- Born: May 16, 1797 Gadoni,Sardinia
- Died: 1882 Gadoni
- Occupations: Inventor; Artisan;

= Francesco Antonio Broccu =

Italian artisan and inventor

Francesco Antonio Broccu (1797–1882), was an Italian artisan and inventor, born in Gadoni, Sardinia, regarded as the first developer of the revolver, realised by him in 1833.

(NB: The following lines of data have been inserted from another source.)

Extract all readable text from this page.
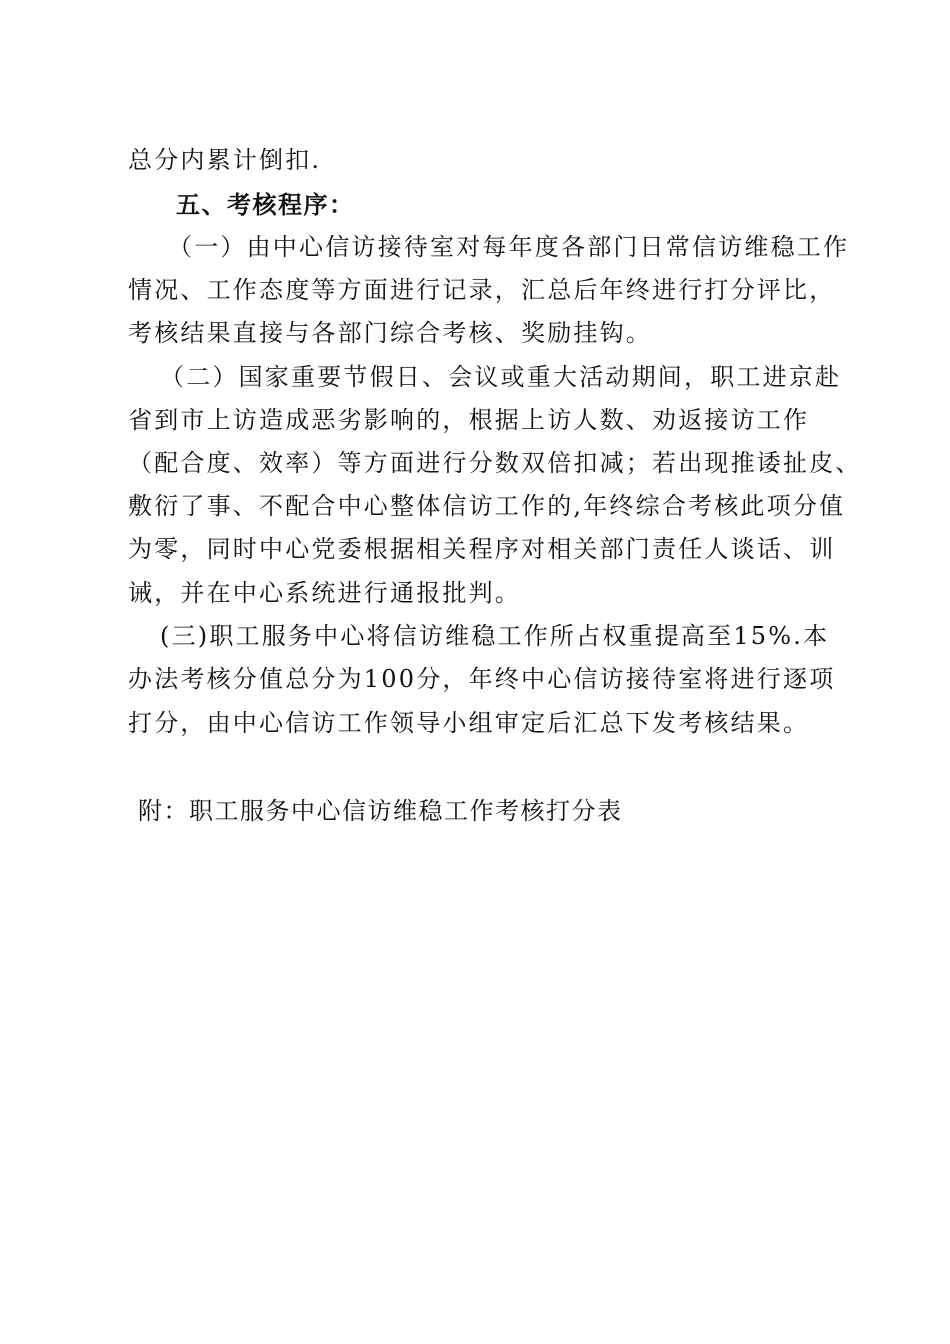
总分内累计倒扣.
五、考核程序：
（一）由中心信访接待室对每年度各部门日常信访维稳工作
情况、工作态度等方面进行记录，汇总后年终进行打分评比，
考核结果直接与各部门综合考核、奖励挂钩。
（二）国家重要节假日、会议或重大活动期间，职工进京赴
省到市上访造成恶劣影响的，根据上访人数、劝返接访工作
（配合度、效率）等方面进行分数双倍扣减；若出现推诿扯皮、
敷衍了事、不配合中心整体信访工作的,年终综合考核此项分值
为零，同时中心党委根据相关程序对相关部门责任人谈话、训
诫，并在中心系统进行通报批判。
(三)职工服务中心将信访维稳工作所占权重提高至15%.本
办法考核分值总分为100分，年终中心信访接待室将进行逐项
打分，由中心信访工作领导小组审定后汇总下发考核结果。
附：职工服务中心信访维稳工作考核打分表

He received a prize of 300 francs for his invention, but he did not patent it. His revolver was shown to the King Charles Albert of Sardinia in 1843. In 1835, a similar gun was patented by Samuel Colt.

== Biography ==
Born and living in Gadoni, a small town in Sardinia in the province of Nuoro, from childhood he showed a keen interest in mechanics, and he built many toys using materials such as reeds, wood and cork. He also built bronze bells and a wooden crucifix of excellent workmanship. He designed and built a craft watch and various mechanical tools for agricultural use.

== Historical context ==
Three years after Broccu’s invention, Samuel Colt patented his revolving-cylinder pistol in 1836. Colt’s design benefited from patent protection, industrial manufacturing, and international marketing, which ensured its widespread adoption. By contrast, Broccu’s work remained largely unknown outside Sardinia, though historians acknowledge it as evidence that multi-shot handgun concepts predated Colt’s commercial success.